Arriving at Huntsville: After receiving the death penalty, Clark left for Huntsville at 2 a.m. the next day. When he reached the prison, the guards shackled Clark and led him into the building. “Two buses from Houston had just arrived and there must have been 150 guys in different stages of getting booked in,” the transporting officer said. “A lot of them were buck naked. The guards said, ‘Death row inmate. Everybody face the wall.’ And every man in there turned his back on Clark and he walked down that long hall with a guard on each side of him. I’ll always remember he got part of the way down the hall and he turned around, twisted around all bent over and raised his shackled hands and waved at me. I thought, he’ll never leave this place alive.”

More on the victims: The girl was a popular junior at Ryan High School. She was a straight-A student and excelled at piano. She volunteered with the Denton Humane Society and had been elected president of the campus chapter of Amnesty International for her coming senior year.

The boy was an athlete who played both football and baseball for Ryan as a sophomore. He was interested in art, and the two met in an art class the semester before they died.

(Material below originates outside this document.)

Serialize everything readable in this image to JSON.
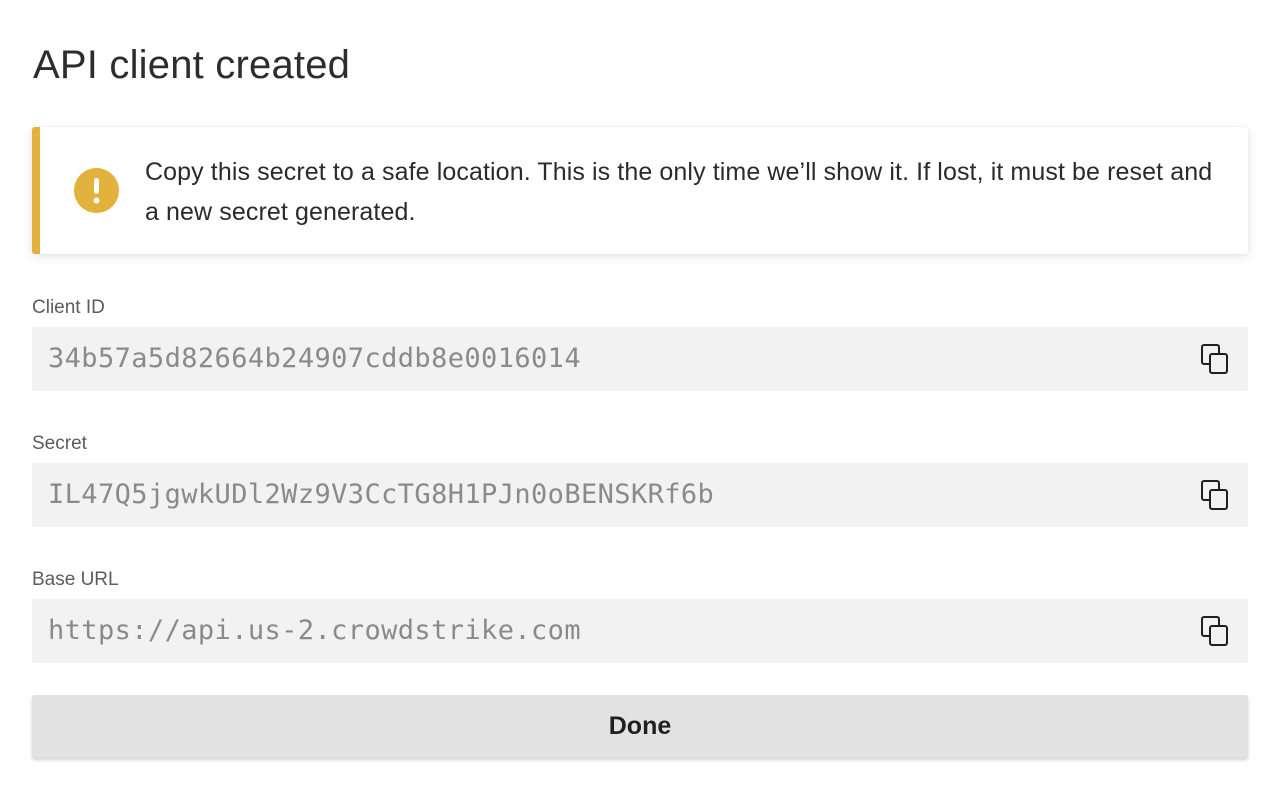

The autopsy report showed the girl’s tear ducts were swollen from hours of crying before her death.

Delays and appeals: Capital punishment opponents said Clark, who dropped out after the ninth grade, should be spared from execution because he may be mentally retarded and ineligible for the death penalty under a Supreme Court ruling. But state and federal courts, including the Supreme Court earlier this year, rejected appeals that argued Clark was mentally retarded and instead backed prosecutors' contentions Clark deliberately performed poorly on IQ tests. Three years ago, Clark came within four days of execution before he won a reprieve from a federal appeals court so questions about the mental retardation claims could be resolved.

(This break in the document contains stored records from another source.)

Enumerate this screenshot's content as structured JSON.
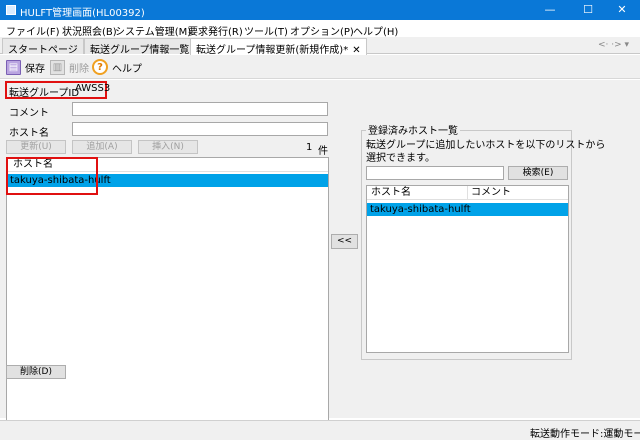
{
  "window": {
    "title": "HULFT管理画面(HL00392)",
    "minimize": "—",
    "maximize": "☐",
    "close": "✕"
  },
  "menu": [
    "ファイル(F)",
    "状況照会(B)",
    "システム管理(M)",
    "要求発行(R)",
    "ツール(T)",
    "オプション(P)",
    "ヘルプ(H)"
  ],
  "tabs": [
    {
      "label": "スタートページ",
      "active": false
    },
    {
      "label": "転送グループ情報一覧",
      "active": false
    },
    {
      "label": "転送グループ情報更新(新規作成)*",
      "active": true
    }
  ],
  "tab_close": "✕",
  "tab_nav": "<· ·> ▾",
  "toolbar": {
    "save": "保存",
    "delete": "削除",
    "help": "ヘルプ",
    "help_icon_glyph": "?"
  },
  "form": {
    "group_id_label": "転送グループID",
    "group_id_value": "AWSS3",
    "comment_label": "コメント",
    "comment_value": "",
    "host_label": "ホスト名",
    "host_value": "",
    "update_button": "更新(U)",
    "add_button": "追加(A)",
    "insert_button": "挿入(N)",
    "count": "1",
    "count_unit": "件",
    "list_header": "ホスト名",
    "hosts": [
      "takuya-shibata-hulft"
    ],
    "delete_button": "削除(D)",
    "move_button": "<<"
  },
  "registered": {
    "title": "登録済みホスト一覧",
    "description_line1": "転送グループに追加したいホストを以下のリストから",
    "description_line2": "選択できます。",
    "search_value": "",
    "search_button": "検索(E)",
    "col_host": "ホスト名",
    "col_comment": "コメント",
    "rows": [
      {
        "host": "takuya-shibata-hulft",
        "comment": ""
      }
    ]
  },
  "status": {
    "mode": "転送動作モード:運動モード"
  },
  "colors": {
    "titlebar": "#0a78d7",
    "selection": "#00a2e8",
    "highlight": "#e01010"
  }
}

The courts define mental retardation as having an IQ below 70. Clark's IQ was 74 when he was sent to the Texas Youth Commission after a juvenile conviction in 1983. Two other tests showed Clark's IQ at 65 and 68.

Clark reached the equivalent of the 12th grade at the Gainesville State School, completed a GED and took a community college welding class.

Clark's cell on Death Row contained copies of newspaper articles, crossword puzzles and two novels: A Tale of Two Cities and Lord Jim. But none of the crosswords had been completed, and his attorneys said outside the courtroom that he never read the books.

Last words and such: Clark's life ended with a chuckle and a gurgle, as he tried to make up his mind whe­ther he wanted to make a last statement.

Clark, already strapped down to a gurney when the witnesses arrived, blink­ed and smiled when the prison warden asked if he had a last statement to make. “Uh, I don’t know,” he said with a nervous chuckle. “Um, I don’t know what to say. I don’t know …”

Clark then turned and appeared to see the witnesses behind the glass. “I didn’t know anybody was there,” he said with another laugh. “Howdy.” With that, he made a noise like a gurgle and was still. It had taken seven minutes for the three drugs administered in a lethal injection to take effect.

Factoids: Clark was the...

13th murderer executed in U.S. in 2007
1070th murderer executed in U.S. since 1976
12th murderer executed in Texas in 2007
391st murderer executed in Texas since 1976

The Texas Coalition to Abolish the Death Penalty said James Lee Clark's execution was the 152nd in Texas since Rick Perry became governor in December 2000, tying the record set by his predecessor, U.S. President George W. Bush.